When it comes to implementing rules and regulations, sometimes policies sound more realistic than they are, and in reality, those practices may not work as well as people think, he said. “I’m going to bring it from a teacher’s perspective but also an administrator’s perspective.”

Kirkegaard also wants to work on Daugaard’s priority of workforce development.

“We’ve done some great things with career and technical education in South Dakota,” Kirkegaard said. “I think more and more districts are trying to provide better career and technical education opportunities.”

Career and technical education classes can be done in any size of district and are applicable to both college and workforce bound students, he said. Most districts offer some form of career and technical education classes, whether they co-op with other districts or provide classes themselves.

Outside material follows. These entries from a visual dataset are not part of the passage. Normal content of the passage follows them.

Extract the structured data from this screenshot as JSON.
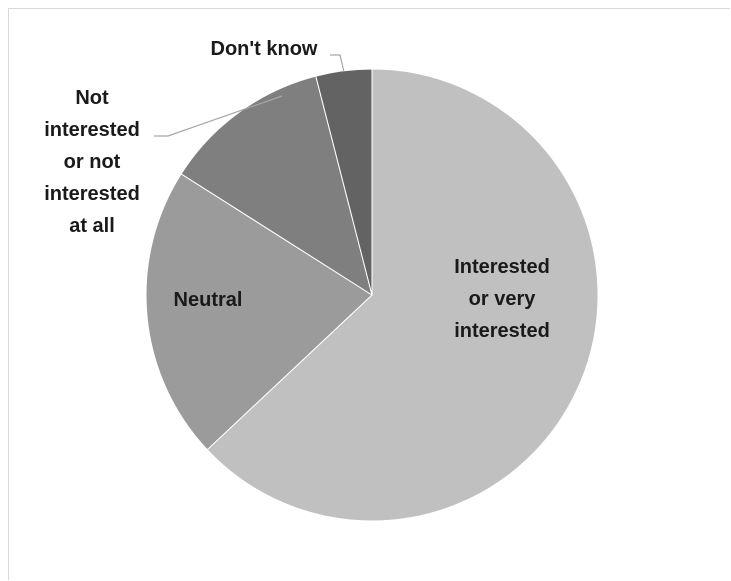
{
  "chart_data": {
    "type": "pie",
    "title": "",
    "start_angle_deg": 0,
    "direction": "clockwise",
    "slices": [
      {
        "label": "Interested or very interested",
        "lines": [
          "Interested",
          "or very",
          "interested"
        ],
        "value": 63,
        "color": "#c0c0c0"
      },
      {
        "label": "Neutral",
        "lines": [
          "Neutral"
        ],
        "value": 21,
        "color": "#9b9b9b"
      },
      {
        "label": "Not interested or not interested at all",
        "lines": [
          "Not",
          "interested",
          "or not",
          "interested",
          "at all"
        ],
        "value": 12,
        "color": "#7f7f7f"
      },
      {
        "label": "Don't know",
        "lines": [
          "Don't know"
        ],
        "value": 4,
        "color": "#636363"
      }
    ]
  }
}
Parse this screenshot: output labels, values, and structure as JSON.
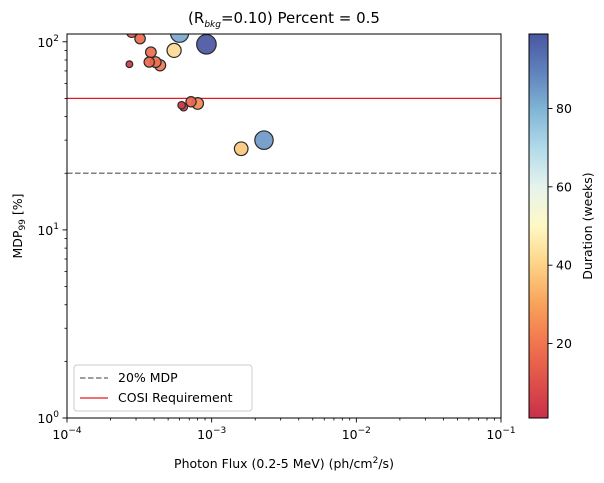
{
  "chart_data": {
    "type": "scatter",
    "title": {
      "prefix": "(R",
      "sub": "bkg",
      "suffix": "=0.10) Percent = 0.5"
    },
    "xlabel": {
      "prefix": "Photon Flux (0.2-5 MeV) (ph/cm",
      "sup": "2",
      "suffix": "/s)"
    },
    "ylabel": {
      "prefix": "MDP",
      "sub": "99",
      "suffix": " [%]"
    },
    "xscale": "log",
    "yscale": "log",
    "xlim": [
      0.0001,
      0.1
    ],
    "ylim": [
      1,
      110
    ],
    "x_ticks": [
      {
        "value": 0.0001,
        "base": "10",
        "exp": "−4"
      },
      {
        "value": 0.001,
        "base": "10",
        "exp": "−3"
      },
      {
        "value": 0.01,
        "base": "10",
        "exp": "−2"
      },
      {
        "value": 0.1,
        "base": "10",
        "exp": "−1"
      }
    ],
    "y_ticks": [
      {
        "value": 1,
        "base": "10",
        "exp": "0"
      },
      {
        "value": 10,
        "base": "10",
        "exp": "1"
      },
      {
        "value": 100,
        "base": "10",
        "exp": "2"
      }
    ],
    "grid": false,
    "legend_position": "lower-left",
    "lines": [
      {
        "name": "20% MDP",
        "y": 20,
        "style": "dashed",
        "color": "#7f7f7f"
      },
      {
        "name": "COSI Requirement",
        "y": 50,
        "style": "solid",
        "color": "#e41a1c"
      }
    ],
    "colorbar": {
      "label": "Duration (weeks)",
      "range": [
        1,
        99
      ],
      "ticks": [
        {
          "value": 20,
          "label": "20"
        },
        {
          "value": 40,
          "label": "40"
        },
        {
          "value": 60,
          "label": "60"
        },
        {
          "value": 80,
          "label": "80"
        }
      ],
      "colormap": "RdYlBu"
    },
    "points": [
      {
        "x": 0.00027,
        "y": 76,
        "duration": 3
      },
      {
        "x": 0.00028,
        "y": 112,
        "duration": 14
      },
      {
        "x": 0.00032,
        "y": 104,
        "duration": 17
      },
      {
        "x": 0.00037,
        "y": 78,
        "duration": 16
      },
      {
        "x": 0.00038,
        "y": 88,
        "duration": 18
      },
      {
        "x": 0.00041,
        "y": 78,
        "duration": 19
      },
      {
        "x": 0.00044,
        "y": 75,
        "duration": 21
      },
      {
        "x": 0.00055,
        "y": 90,
        "duration": 42
      },
      {
        "x": 0.0006,
        "y": 111,
        "duration": 82
      },
      {
        "x": 0.00062,
        "y": 46,
        "duration": 5
      },
      {
        "x": 0.00064,
        "y": 45,
        "duration": 6
      },
      {
        "x": 0.00072,
        "y": 48,
        "duration": 16
      },
      {
        "x": 0.0008,
        "y": 47,
        "duration": 24
      },
      {
        "x": 0.00092,
        "y": 97,
        "duration": 99
      },
      {
        "x": 0.0016,
        "y": 27,
        "duration": 38
      },
      {
        "x": 0.0023,
        "y": 30,
        "duration": 85
      }
    ]
  }
}
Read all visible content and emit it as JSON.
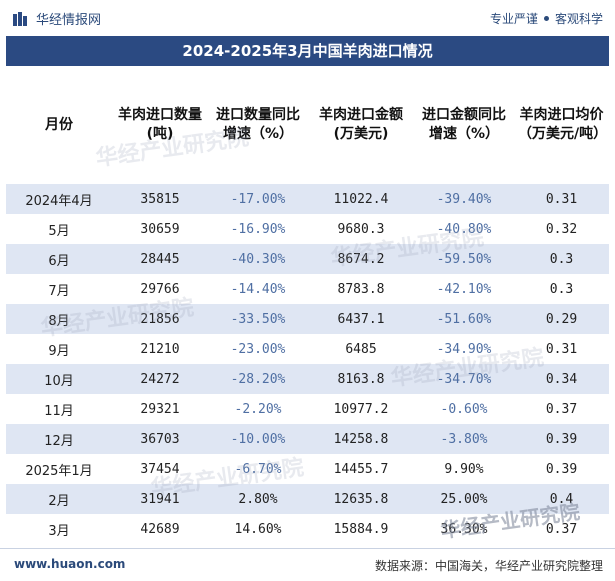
{
  "header": {
    "logo_text": "华经情报网",
    "slogan_left": "专业严谨",
    "slogan_right": "客观科学"
  },
  "footer": {
    "website": "www.huaon.com",
    "source": "数据来源：中国海关，华经产业研究院整理"
  },
  "watermark": "华经产业研究院",
  "colors": {
    "title_bg": "#2b4a82",
    "stripe": "#dfe6f3",
    "pct_text": "#4f6fa3"
  },
  "chart_data": {
    "type": "table",
    "title": "2024-2025年3月中国羊肉进口情况",
    "columns": [
      "月份",
      "羊肉进口数量(吨)",
      "进口数量同比增速（%）",
      "羊肉进口金额(万美元)",
      "进口金额同比增速（%）",
      "羊肉进口均价（万美元/吨）"
    ],
    "rows": [
      [
        "2024年4月",
        "35815",
        "-17.00%",
        "11022.4",
        "-39.40%",
        "0.31"
      ],
      [
        "5月",
        "30659",
        "-16.90%",
        "9680.3",
        "-40.80%",
        "0.32"
      ],
      [
        "6月",
        "28445",
        "-40.30%",
        "8674.2",
        "-59.50%",
        "0.3"
      ],
      [
        "7月",
        "29766",
        "-14.40%",
        "8783.8",
        "-42.10%",
        "0.3"
      ],
      [
        "8月",
        "21856",
        "-33.50%",
        "6437.1",
        "-51.60%",
        "0.29"
      ],
      [
        "9月",
        "21210",
        "-23.00%",
        "6485",
        "-34.90%",
        "0.31"
      ],
      [
        "10月",
        "24272",
        "-28.20%",
        "8163.8",
        "-34.70%",
        "0.34"
      ],
      [
        "11月",
        "29321",
        "-2.20%",
        "10977.2",
        "-0.60%",
        "0.37"
      ],
      [
        "12月",
        "36703",
        "-10.00%",
        "14258.8",
        "-3.80%",
        "0.39"
      ],
      [
        "2025年1月",
        "37454",
        "-6.70%",
        "14455.7",
        "9.90%",
        "0.39"
      ],
      [
        "2月",
        "31941",
        "2.80%",
        "12635.8",
        "25.00%",
        "0.4"
      ],
      [
        "3月",
        "42689",
        "14.60%",
        "15884.9",
        "36.30%",
        "0.37"
      ]
    ]
  }
}
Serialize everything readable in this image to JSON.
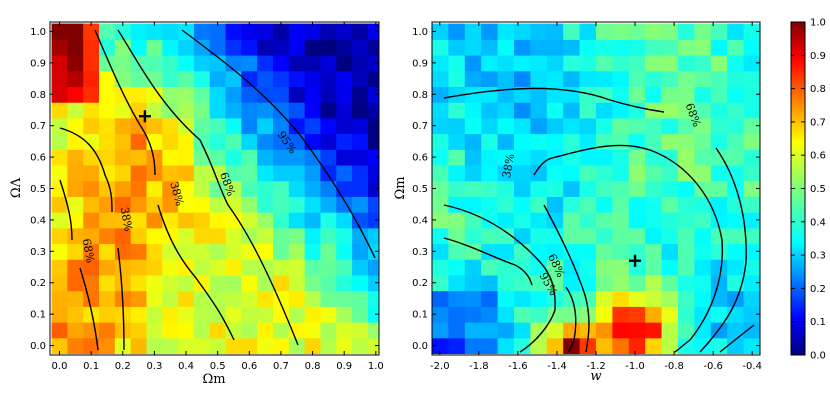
{
  "chart_data": [
    {
      "type": "heatmap",
      "panel": "left",
      "xlabel": "Ωm",
      "ylabel": "ΩΛ",
      "xlim": [
        -0.03,
        1.01
      ],
      "ylim": [
        -0.03,
        1.03
      ],
      "xticks": [
        "0.0",
        "0.1",
        "0.2",
        "0.3",
        "0.4",
        "0.5",
        "0.6",
        "0.7",
        "0.8",
        "0.9",
        "1.0"
      ],
      "yticks": [
        "0.0",
        "0.1",
        "0.2",
        "0.3",
        "0.4",
        "0.5",
        "0.6",
        "0.7",
        "0.8",
        "0.9",
        "1.0"
      ],
      "marker": {
        "symbol": "+",
        "x": 0.27,
        "y": 0.73
      },
      "contour_labels": [
        {
          "text": "95%",
          "x": 0.71,
          "y": 0.64
        },
        {
          "text": "68%",
          "x": 0.52,
          "y": 0.51
        },
        {
          "text": "38%",
          "x": 0.36,
          "y": 0.48
        },
        {
          "text": "38%",
          "x": 0.2,
          "y": 0.4
        },
        {
          "text": "68%",
          "x": 0.08,
          "y": 0.3
        }
      ]
    },
    {
      "type": "heatmap",
      "panel": "right",
      "xlabel": "w",
      "ylabel": "Ωm",
      "xlim": [
        -2.04,
        -0.36
      ],
      "ylim": [
        -0.03,
        1.03
      ],
      "xticks": [
        "-2.0",
        "-1.8",
        "-1.6",
        "-1.4",
        "-1.2",
        "-1.0",
        "-0.8",
        "-0.6",
        "-0.4"
      ],
      "yticks": [
        "0.0",
        "0.1",
        "0.2",
        "0.3",
        "0.4",
        "0.5",
        "0.6",
        "0.7",
        "0.8",
        "0.9",
        "1.0"
      ],
      "marker": {
        "symbol": "+",
        "x": -1.0,
        "y": 0.27
      },
      "contour_labels": [
        {
          "text": "68%",
          "x": -0.72,
          "y": 0.73
        },
        {
          "text": "38%",
          "x": -1.63,
          "y": 0.57
        },
        {
          "text": "68%",
          "x": -1.42,
          "y": 0.25
        },
        {
          "text": "95%",
          "x": -1.46,
          "y": 0.19
        }
      ]
    },
    {
      "type": "colorbar",
      "ticks": [
        "0.0",
        "0.1",
        "0.2",
        "0.3",
        "0.4",
        "0.5",
        "0.6",
        "0.7",
        "0.8",
        "0.9",
        "1.0"
      ],
      "range": [
        0.0,
        1.0
      ],
      "colormap": "jet"
    }
  ]
}
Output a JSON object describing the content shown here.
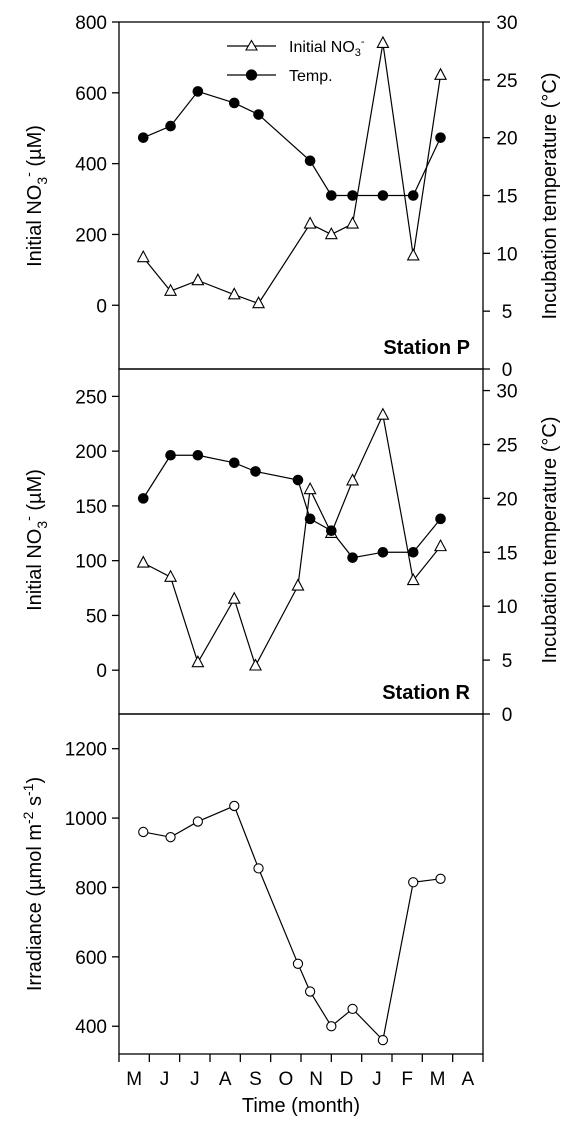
{
  "chart_data": [
    {
      "type": "line",
      "panel": "Station P",
      "station_label": "Station P",
      "ylabel_left": "Initial NO3- (µM)",
      "ylabel_right": "Incubation temperature (°C)",
      "ylim_left": [
        -180,
        800
      ],
      "yticks_left": [
        0,
        200,
        400,
        600,
        800
      ],
      "ylim_right": [
        0,
        30
      ],
      "yticks_right": [
        0,
        5,
        10,
        15,
        20,
        25,
        30
      ],
      "legend_position": "top-center",
      "series": [
        {
          "name": "Initial NO3-",
          "axis": "left",
          "marker": "open-triangle",
          "x": [
            0.8,
            1.7,
            2.6,
            3.8,
            4.6,
            6.3,
            7.0,
            7.7,
            8.7,
            9.7,
            10.6
          ],
          "values": [
            135,
            40,
            70,
            30,
            5,
            230,
            200,
            230,
            740,
            140,
            650
          ]
        },
        {
          "name": "Temp.",
          "axis": "right",
          "marker": "filled-circle",
          "x": [
            0.8,
            1.7,
            2.6,
            3.8,
            4.6,
            6.3,
            7.0,
            7.7,
            8.7,
            9.7,
            10.6
          ],
          "values": [
            20,
            21,
            24,
            23,
            22,
            18,
            15,
            15,
            15,
            15,
            20
          ]
        }
      ]
    },
    {
      "type": "line",
      "panel": "Station R",
      "station_label": "Station R",
      "ylabel_left": "Initial NO3- (µM)",
      "ylabel_right": "Incubation temperature (°C)",
      "ylim_left": [
        -40,
        275
      ],
      "yticks_left": [
        0,
        50,
        100,
        150,
        200,
        250
      ],
      "ylim_right": [
        0,
        32
      ],
      "yticks_right": [
        0,
        5,
        10,
        15,
        20,
        25,
        30
      ],
      "series": [
        {
          "name": "Initial NO3-",
          "axis": "left",
          "marker": "open-triangle",
          "x": [
            0.8,
            1.7,
            2.6,
            3.8,
            4.5,
            5.9,
            6.3,
            7.0,
            7.7,
            8.7,
            9.7,
            10.6
          ],
          "values": [
            98,
            85,
            7,
            65,
            4,
            77,
            165,
            125,
            173,
            233,
            82,
            113
          ]
        },
        {
          "name": "Temp.",
          "axis": "right",
          "marker": "filled-circle",
          "x": [
            0.8,
            1.7,
            2.6,
            3.8,
            4.5,
            5.9,
            6.3,
            7.0,
            7.7,
            8.7,
            9.7,
            10.6
          ],
          "values": [
            20,
            24,
            24,
            23.3,
            22.5,
            21.7,
            18.1,
            17,
            14.5,
            15,
            15,
            18.1
          ]
        }
      ]
    },
    {
      "type": "line",
      "panel": "Irradiance",
      "ylabel_left": "Irradiance (µmol m-2 s-1)",
      "ylim_left": [
        320,
        1300
      ],
      "yticks_left": [
        400,
        600,
        800,
        1000,
        1200
      ],
      "series": [
        {
          "name": "Irradiance",
          "axis": "left",
          "marker": "open-circle",
          "x": [
            0.8,
            1.7,
            2.6,
            3.8,
            4.6,
            5.9,
            6.3,
            7.0,
            7.7,
            8.7,
            9.7,
            10.6
          ],
          "values": [
            960,
            945,
            990,
            1035,
            855,
            580,
            500,
            400,
            450,
            360,
            815,
            825
          ]
        }
      ]
    }
  ],
  "xaxis": {
    "label": "Time (month)",
    "categories": [
      "M",
      "J",
      "J",
      "A",
      "S",
      "O",
      "N",
      "D",
      "J",
      "F",
      "M",
      "A"
    ]
  },
  "legend": {
    "nitrate_label": "Initial NO",
    "nitrate_sub": "3",
    "nitrate_sup": "-",
    "temp_label": "Temp."
  },
  "axis_text": {
    "nitrate_prefix": "Initial NO",
    "nitrate_sub": "3",
    "nitrate_sup": "-",
    "nitrate_unit": " (µM)",
    "temperature_title": "Incubation temperature (°C)",
    "irr_prefix": "Irradiance (µmol m",
    "irr_sup1": "-2",
    "irr_mid": " s",
    "irr_sup2": "-1",
    "irr_end": ")"
  }
}
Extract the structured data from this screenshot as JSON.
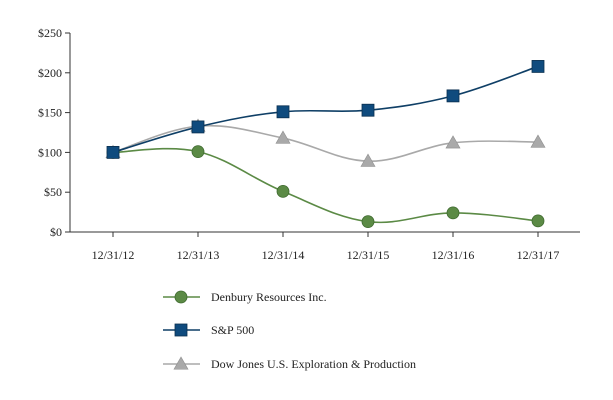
{
  "chart_data": {
    "type": "line",
    "title": "",
    "xlabel": "",
    "ylabel": "",
    "categories": [
      "12/31/12",
      "12/31/13",
      "12/31/14",
      "12/31/15",
      "12/31/16",
      "12/31/17"
    ],
    "ylim": [
      0,
      250
    ],
    "yticks": [
      0,
      50,
      100,
      150,
      200,
      250
    ],
    "ytick_labels": [
      "$0",
      "$50",
      "$100",
      "$150",
      "$200",
      "$250"
    ],
    "grid": false,
    "legend_position": "bottom",
    "series": [
      {
        "name": "Denbury Resources Inc.",
        "marker": "circle",
        "color": "#5b8a45",
        "marker_color": "#5b8a45",
        "values": [
          100,
          101,
          51,
          13,
          24,
          14
        ]
      },
      {
        "name": "S&P 500",
        "marker": "square",
        "color": "#0f3f66",
        "marker_color": "#0f4b7e",
        "values": [
          100,
          132,
          151,
          153,
          171,
          208
        ]
      },
      {
        "name": "Dow Jones U.S. Exploration & Production",
        "marker": "triangle",
        "color": "#a9a9a9",
        "marker_color": "#a9a9a9",
        "values": [
          100,
          133,
          118,
          89,
          112,
          113
        ]
      }
    ]
  }
}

“We’re making gains in the right direction in that area,” he said. “It’s quality education for all of the students. Whether you’re the valedictorian in the class or not, you can benefit from taking a quality CTE program.”

Kirkegaard, 59, has worked in education 37 years in small, medium and larger districts in South Dakota. After graduating from Flandreau in 1976, the Trent native earned a bachelor’s degree from South Dakota State University. He also earned his master’s degree at Northern State University and his specialist’s degree from the University of South Dakota. He was a social studies teacher and principal in Bristol and principal and superintendent in Britton.

He and his wife, Lois, have two grown children. He succeeds Melody Schopp who retired Dec. 15.

 

Here’s a look at Kirkegaard’s background and leadership ideas:

Best high school activity: Debate

Favorite subject: History and government

Favorite teacher: Gus Barnes who taught U.S. history in Flandreau

Biggest influence: “My mother always kind of taught about the importance of education. She always pushed the importance of getting an education.” His mother taught school for 45 years.

Improving learning: “There’s no question that the ability to read is critical in the development of all of their skills. That’s an area we always need to do a better job in.”

Serving varying sizes of districts from the state level: “The key will be to try to provide as much flexibility for districts as you can while still insuring the accountability that is necessary. We really want to emphasize the importance of local control, local decision making.”